Bir diğer özelliği; “A” BÖLÜCÜ’dür. Eğer bir kişi yaşantısında bölücüyse ne kadar ibadetle meşgul olursa olsun o “A”nın dünyasında yaşıyor demektir. Çünkü bölen (bölücü olan) “A”dır. Bölücü olarak ne yapar? Hak yer. “Kadın, erkek, çocuk” der, böler: “Kadınlara, çocuklara vermeyin, yetimse onun hakkını hiç vermeyin” der. O böyledir, bölücüdür, “A”nın dünyası bölerek kuvvetlenir. Bu yüzden “A”lar bölünmüşlerdir, o dünyada bölücü zihniyet vardır, Tevhid yoktur. İnsanları inceleyin, haberleri izleyin, insanı yani kendinizi hep bölen, hep birilerini kınayan, hep beğenmeyen göreceksiniz… Mesela “türbanlı” deyip bölüyor, şu diyor, bu diyor ama hep bölüyor, daima bölüyor: “A” bölücüdür, hak tanımaz. Hatırlayın, başörtülüye okuma hakkı, yaşama hakkı, nefes alma hakkı, gezme hakkı tanınmıyordu.
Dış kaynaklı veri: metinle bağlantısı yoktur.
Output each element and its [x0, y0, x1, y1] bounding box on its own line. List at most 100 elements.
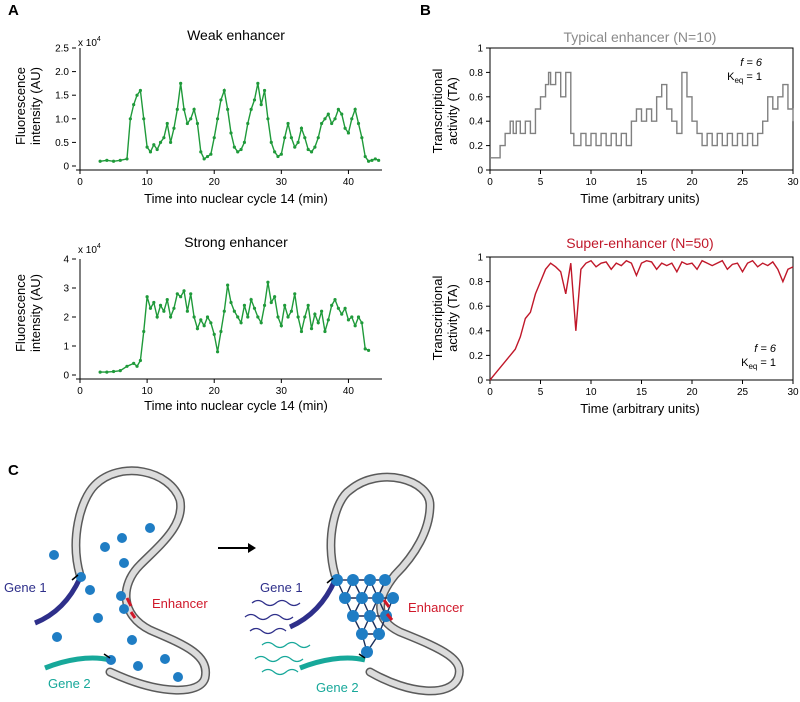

Bölücü zihniyet böyledir, hep böler. Veya İran’a gidelim, o da orada bölüyor. Röportaja gelmiş yabancı gazeteciyi bile örtüye sokuyor. O da aynı şey değil mi? Onbeş yirmi yıl önce yaşadığım bir olayı anlatayım. Caddede yürüyorum, ileride de İmam Hatip Okulu var, bir kızcağız okula gidiyor. Oraya gelmeden önce de üniversite kampüsünden çıkmıştım. Kampüsten çıkarken gördüğüm şey, başörtülü olanların kampüse girmek için başlarını açmak zorunda bırakılmaları. Burada da bu kızcağız okula gidiyor, ama saçı açık, okula yaklaşınca çantasından bir örtü çıkardı, okula girerken örttü. İkisi de yanlış. Olaya bir de “Billahi” gözüyle yani Allah İndi’nden bakalım: Birisi zulme uğruyor, çünkü örtüsünü zorla açtırıyorsun. Diğerini de münafık yapıyorsun. Örtmek istemiyor, zorla örttürerek onu münafık yapıyorsun. “A” nerede olursa olsun bölücüdür. O halde, yaşantıda bölücü olmaktan kurtulmanın yolunu bulmalıyız. “Ben nasıl bölücü olmam?” deyip araştırmalı ve gereğini yapmalıyız. Çünkü Allah’ın Rahman ve Rahim isimlerini yaşamaya ancak bölücü olmazsanız başlarsınız. Rahman ve Rahim isimlerini yaşamaya başlamak önemlidir, o zaman BESMELE sizin yaşantınız olmaya başlar. Çektiğiniz, söylediğiniz değil yaşadığınız olur, hayatınız Besmele olur. Yaşantısı Besmele olan kul, Rahman ve Rahim ALLAH ADINA yaşayan olur. Artık onun “yaşantısı Besmele” gibidir, Besmele onun söylediği bir sözden ziyade yaşantısıdır, yaşantısı öyledir…
Yalan ve öfkeden kaçınmak
Bir diğer özellik: “A” yalan söyler. “B” hali yalanı söyleyemez. Bir kişinin hayatında yalan varsa, yalanlar hayatını işgal etmişse, yaşantısı haline gelmişse, hayatının döngüsünü oluşturuyorsa o ne kadar oruçla, namazla meşgul olursa olsun “A”dır, asidir. Çünkü yalan “A”nın işidir. “B” yapısında olan yalan söyleyemez. Çünkü o hakem’dir; doğruyu söylemek ve Hakem olmak zorundadır. Onun görevi o. Onu yapmadığı zaman korkar. Mikroplu suyu içmekten korkan gibi! Niye? “Allah’tan ayrı düşerim, “A”ların dünyasına düşmeyeyim” diye korkar, telaşlanır. Ona siz “ne asosyal adam” diyebilirsiniz. Deyin durun, onun korkusu siz değilsiniz. O “A”ların dünyasına düşmekten korkuyor, ondan ödü kopuyor. İnsanlar istediği kadar “asosyal, hayattan kopuk” desin dursun, onun umurunda değildir. “Keser döner” denir ya, onunla dalga geçenlere “kopuk” denilen bir gün gelir…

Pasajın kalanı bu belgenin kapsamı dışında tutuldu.